Entgleisung: Wie die ÖBB eine Millionenschuld freundschaftlich negierte.

Im dichten Gewirr um das Schicksal von Psychiatrie-Opfer Erhard Pichler und dem Amtsschimmel, der menschenverachtende Blüten trieb, stehen zu Beginn Blumen. Genauer: ein Blumenkiosk in Wien.

1952 Die Direktion der Österreichischen Bundesbahnen verpachtet den neuen Blumenkiosk am Wiener Westbahnhof – ohne Ausschreibung.
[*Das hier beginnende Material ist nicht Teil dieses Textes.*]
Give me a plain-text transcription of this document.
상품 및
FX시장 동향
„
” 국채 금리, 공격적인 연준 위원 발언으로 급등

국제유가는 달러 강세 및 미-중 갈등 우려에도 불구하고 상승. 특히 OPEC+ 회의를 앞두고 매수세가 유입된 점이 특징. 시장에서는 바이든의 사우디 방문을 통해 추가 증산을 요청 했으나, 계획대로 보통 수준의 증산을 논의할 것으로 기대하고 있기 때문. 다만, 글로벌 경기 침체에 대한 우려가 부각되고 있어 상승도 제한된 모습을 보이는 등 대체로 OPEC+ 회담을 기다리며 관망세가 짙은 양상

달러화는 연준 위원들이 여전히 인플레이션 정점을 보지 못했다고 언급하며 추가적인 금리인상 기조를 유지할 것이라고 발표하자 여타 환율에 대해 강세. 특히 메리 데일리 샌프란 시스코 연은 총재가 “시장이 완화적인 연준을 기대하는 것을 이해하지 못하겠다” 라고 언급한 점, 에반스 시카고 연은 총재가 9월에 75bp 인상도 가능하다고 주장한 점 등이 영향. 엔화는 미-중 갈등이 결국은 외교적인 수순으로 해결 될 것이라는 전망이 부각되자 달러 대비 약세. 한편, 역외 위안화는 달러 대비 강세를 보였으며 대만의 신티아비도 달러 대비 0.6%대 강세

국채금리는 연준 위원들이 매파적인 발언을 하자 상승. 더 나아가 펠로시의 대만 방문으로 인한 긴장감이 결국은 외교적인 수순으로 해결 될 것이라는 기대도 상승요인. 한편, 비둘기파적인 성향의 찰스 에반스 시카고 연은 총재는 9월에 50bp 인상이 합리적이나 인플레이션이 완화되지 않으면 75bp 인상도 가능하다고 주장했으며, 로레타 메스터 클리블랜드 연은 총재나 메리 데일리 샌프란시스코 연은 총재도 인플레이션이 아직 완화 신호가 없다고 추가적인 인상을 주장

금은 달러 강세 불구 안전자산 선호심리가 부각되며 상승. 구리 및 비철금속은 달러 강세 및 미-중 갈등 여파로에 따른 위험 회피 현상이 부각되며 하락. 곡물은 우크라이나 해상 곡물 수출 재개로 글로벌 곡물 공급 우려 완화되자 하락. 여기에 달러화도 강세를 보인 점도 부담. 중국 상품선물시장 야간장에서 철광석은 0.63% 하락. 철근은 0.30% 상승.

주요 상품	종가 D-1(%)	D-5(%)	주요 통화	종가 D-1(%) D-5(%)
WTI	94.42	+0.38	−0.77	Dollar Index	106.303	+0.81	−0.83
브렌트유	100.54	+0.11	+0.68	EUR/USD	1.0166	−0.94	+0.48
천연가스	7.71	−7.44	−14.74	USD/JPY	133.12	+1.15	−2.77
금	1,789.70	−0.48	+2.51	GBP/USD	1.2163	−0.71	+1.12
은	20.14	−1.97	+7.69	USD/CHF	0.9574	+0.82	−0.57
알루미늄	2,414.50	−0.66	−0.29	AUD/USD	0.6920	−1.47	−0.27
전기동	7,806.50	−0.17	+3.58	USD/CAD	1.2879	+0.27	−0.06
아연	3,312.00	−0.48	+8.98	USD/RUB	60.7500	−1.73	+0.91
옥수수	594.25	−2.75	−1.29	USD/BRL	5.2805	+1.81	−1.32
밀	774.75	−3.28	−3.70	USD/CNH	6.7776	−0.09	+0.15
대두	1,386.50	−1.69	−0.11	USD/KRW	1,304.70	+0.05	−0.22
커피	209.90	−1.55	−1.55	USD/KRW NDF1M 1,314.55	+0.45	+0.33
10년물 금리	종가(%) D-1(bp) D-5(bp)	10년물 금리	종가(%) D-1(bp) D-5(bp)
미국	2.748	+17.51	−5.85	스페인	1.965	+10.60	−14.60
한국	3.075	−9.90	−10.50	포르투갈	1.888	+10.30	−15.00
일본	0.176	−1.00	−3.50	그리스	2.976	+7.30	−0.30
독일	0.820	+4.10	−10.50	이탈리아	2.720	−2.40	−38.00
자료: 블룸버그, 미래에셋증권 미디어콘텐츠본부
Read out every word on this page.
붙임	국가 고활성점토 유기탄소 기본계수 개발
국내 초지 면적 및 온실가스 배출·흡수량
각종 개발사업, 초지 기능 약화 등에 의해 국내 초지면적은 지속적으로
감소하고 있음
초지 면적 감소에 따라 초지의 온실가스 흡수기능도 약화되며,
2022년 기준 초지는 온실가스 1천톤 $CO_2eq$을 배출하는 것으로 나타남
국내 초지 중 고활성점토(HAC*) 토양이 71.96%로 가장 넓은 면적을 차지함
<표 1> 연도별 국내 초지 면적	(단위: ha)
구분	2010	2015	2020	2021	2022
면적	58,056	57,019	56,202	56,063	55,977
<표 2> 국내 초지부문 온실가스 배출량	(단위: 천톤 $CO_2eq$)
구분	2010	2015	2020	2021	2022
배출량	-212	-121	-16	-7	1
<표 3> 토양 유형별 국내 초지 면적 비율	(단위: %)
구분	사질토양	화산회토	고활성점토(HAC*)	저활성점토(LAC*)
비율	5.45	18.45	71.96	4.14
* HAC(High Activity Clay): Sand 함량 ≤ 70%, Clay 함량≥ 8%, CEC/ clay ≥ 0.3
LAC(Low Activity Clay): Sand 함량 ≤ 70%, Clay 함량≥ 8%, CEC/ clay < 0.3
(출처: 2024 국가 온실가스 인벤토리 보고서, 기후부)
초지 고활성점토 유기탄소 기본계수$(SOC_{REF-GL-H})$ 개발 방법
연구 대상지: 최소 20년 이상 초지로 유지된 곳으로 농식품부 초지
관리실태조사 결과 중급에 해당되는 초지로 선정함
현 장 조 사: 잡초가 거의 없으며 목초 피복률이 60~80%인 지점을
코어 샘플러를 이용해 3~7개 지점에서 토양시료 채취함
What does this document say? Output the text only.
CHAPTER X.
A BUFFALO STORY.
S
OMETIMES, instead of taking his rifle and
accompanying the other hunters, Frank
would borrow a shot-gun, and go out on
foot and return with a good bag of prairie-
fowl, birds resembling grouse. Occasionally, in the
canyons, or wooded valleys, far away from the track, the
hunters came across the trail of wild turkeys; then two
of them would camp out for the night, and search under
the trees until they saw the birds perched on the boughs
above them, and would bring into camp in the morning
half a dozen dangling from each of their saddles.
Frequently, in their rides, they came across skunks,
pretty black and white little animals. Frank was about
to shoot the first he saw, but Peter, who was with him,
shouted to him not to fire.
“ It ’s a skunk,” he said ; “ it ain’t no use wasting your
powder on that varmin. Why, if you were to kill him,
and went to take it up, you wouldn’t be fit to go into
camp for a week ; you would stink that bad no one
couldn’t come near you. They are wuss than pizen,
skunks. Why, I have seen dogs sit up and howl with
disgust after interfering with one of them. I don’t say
Der Vertrag wird mit Ludmilla Mildner abgeschlossen. Eingefädelt hat den Deal Wilhelm Mildner, ihr Ehemann. Der Mittelschullehrer und ehemalige Nationalsozialist (im Jahr 1952 längst Mitglied des BSA – Bund sozialistischer Akademiker) brüstet sich später damit, den Pachtvertrag über Intervention bei seinem SPÖ-Parteifreund Verkehrsminister Karl Waldbrunner erhalten zu haben. Der Kiosk entwickelt sich zu einer wahren Goldgrube.

1959 Nach dem Tod Ludmilla Mildners geht der Pachtvertrag an die älteste Tochter Sieglinde Mildner über. Die Finanzfäden hält weiterhin ihr Vater in der Hand.

1961 Steuerberater Hans Androsch (Vater des späteren Finanzministers und nunmehrigen Unternehmers Hannes Androsch) erkennt Unregelmäßigkeiten in den Unterlagen Mildners und warnt vor „steuerstrafrechtlichen Folgen“. Wilhelm Mildner kündigt Androschs Vertrag und verschweigt seiner Tochter Sieglinde, die ja offiziell den Blumenkiosk führt, die Hintergründe.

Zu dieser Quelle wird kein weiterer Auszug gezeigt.